Khandaker acknowledged that there are fewer restrictions on women in the United States.
She said in the United States her daughter, who likes to speak her mind and read, may grow up to be president if she wants.
“It is a land of opportunity,” Khandaker said. “There is a lot of opportunity for people here.”
Hasan said he is glad that he is now a citizen.
“We are finally part of this country,” he said. “We can vote, we can raise our voice if we want to. I want to add my voice so that this country can be a much better place for my kid.”
New U.S. citizens Francis Nathan and Victoria Polus of Macomb County, Iraqi Christians who immigrated five years ago, said they also came here for a better future for their family, one free from uncertainty.
Polus said becoming a U.S. citizen is the fulfillment of a dream for her.
“My heart is very happy now,” she said. “We want to live safe. That is why we came here: to be free, to be safe.”
Nathan said he shared his wife’s dream.
“This freedom, which I was dreaming a long, long time, I bless the God that it happens today, that I am naturalized a U.S. citizen,” he said. “I wish I were here 30 or 40 years ago. Here is the place to live, especially if you have children. The future is before you.”
Also planning for her future is naturalized U.S. citizen Marwa Mazen Asmar, 19, of Sterling Heights, an Iraqi Christian who came to the United States at age 12 and learned English in middle school. She said she plans to become a translator.
She said having freedom of speech is the best part about living in the United States.
“Back home in Iraq they are a republic, not a democracy, so we can’t say whatever we want,” Asmar said. “And they don’t love Christians; there are more Muslims.”
Her brother Marwan, who became a citizen almost a year ago, said he likes the freedom here as well, and was very proud of his sister.
Librarian Isabella Rowan is pleased the library could host this event, and hopes it becomes an annual tradition so that others become aware of the rich blend of cultures of the people who come to the United States seeking a new life.
“That’s what this country is all about, all of the different cultures and countries coming together to be one tapestry of America,” Rowan said. “This is it personified. This is the real deal.
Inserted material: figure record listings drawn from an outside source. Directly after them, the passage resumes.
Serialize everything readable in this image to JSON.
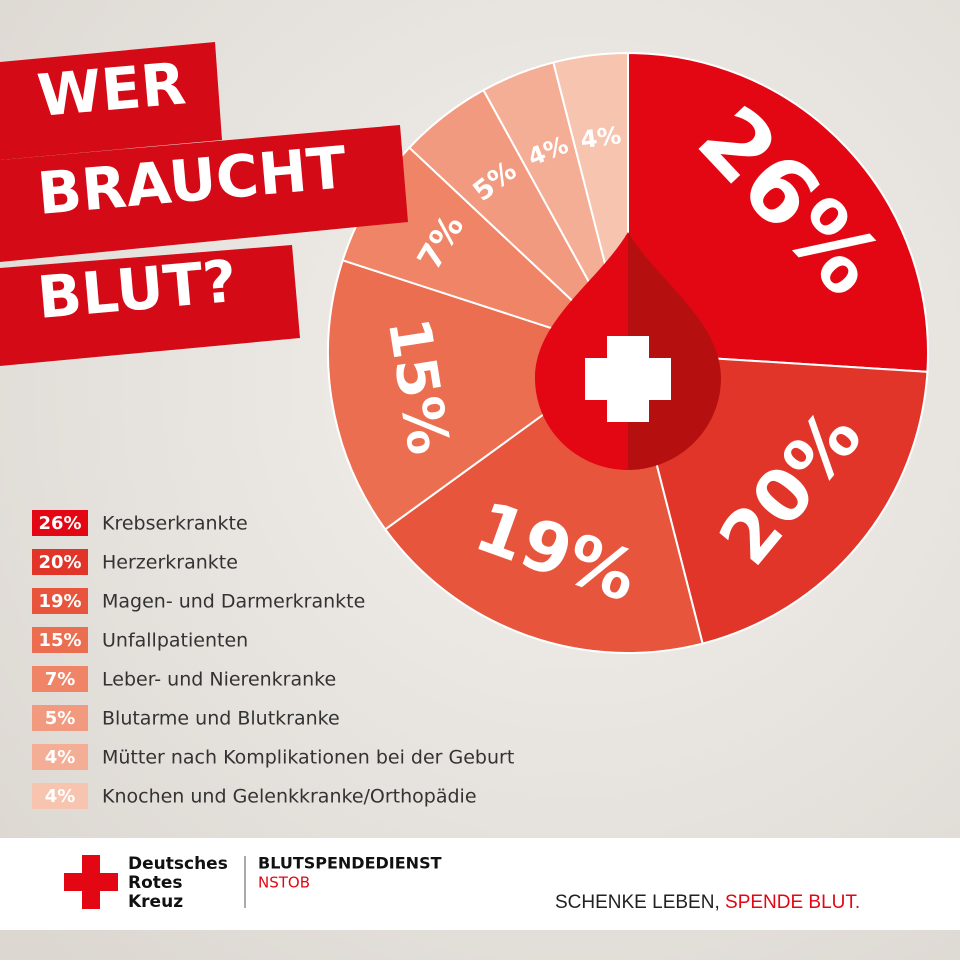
{
  "chart_data": {
    "type": "pie",
    "title_lines": [
      "WER",
      "BRAUCHT",
      "BLUT?"
    ],
    "categories": [
      "Krebserkrankte",
      "Herzerkrankte",
      "Magen- und Darmerkrankte",
      "Unfallpatienten",
      "Leber- und Nierenkranke",
      "Blutarme und Blutkranke",
      "Mütter nach Komplikationen bei der Geburt",
      "Knochen und Gelenkkranke/Orthopädie"
    ],
    "values": [
      26,
      20,
      19,
      15,
      7,
      5,
      4,
      4
    ],
    "value_labels": [
      "26%",
      "20%",
      "19%",
      "15%",
      "7%",
      "5%",
      "4%",
      "4%"
    ],
    "colors": [
      "#e30613",
      "#e2352a",
      "#e8553d",
      "#ec6e51",
      "#ef8466",
      "#f19a7f",
      "#f4ae96",
      "#f7c4b0"
    ]
  },
  "footer": {
    "org_lines": [
      "Deutsches",
      "Rotes",
      "Kreuz"
    ],
    "service": "BLUTSPENDEDIENST",
    "region": "NSTOB",
    "slogan_1": "SCHENKE LEBEN,",
    "slogan_2": "SPENDE BLUT."
  }
}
That is why I wanted to do this for the library in the first place, to have everyone witness these people and their stories and coming together in one place.”
She said the journey to become a citizen is a long, rigorous one, with testing and a five-year wait.
“I am just really happy that we could do this for them and welcome them,” Rowan said. “I hope that from now on, it will be a regular thing that we do every year.”
Mayor John O’Reilly Jr. said it was appropriate that a library hosted the naturalization ceremony as the United States was one of the first countries in the world to offer public libraries.
“Up until that happened, almost all books were privately owned and belonged to collections of people with lots of money,” he said. “They were not accessible to the average person.
“It was Benjamin Franklin, who was one of our great, insightful leaders, who, in the beginning of our country, said that libraries were the foundation of democracy because democracy required an educated voter.”
Rowan said a library is the perfect place for the new citizens to begin their lives in the United States, and it is a guardian of free access to information.
“We are a foundation stone of democracy,” Rowan said. “We provide equal opportunity and freedom of access to information. If you need information about anything, we will help you find it. Our motto is ‘Start here, go anywhere.’”
She said libraries — there are 17,000 of them in the United States — let people find information to start a business, go to college or become a lawmaker. She encouraged the new citizens to get a library card in their hometown as soon as possible.
“Libraries operate on the belief that strong, democratic societies are created by informed citizens,” she said. “To be an informed citizen, visit your local library regularly. We are here to help you be the best citizens you can be.”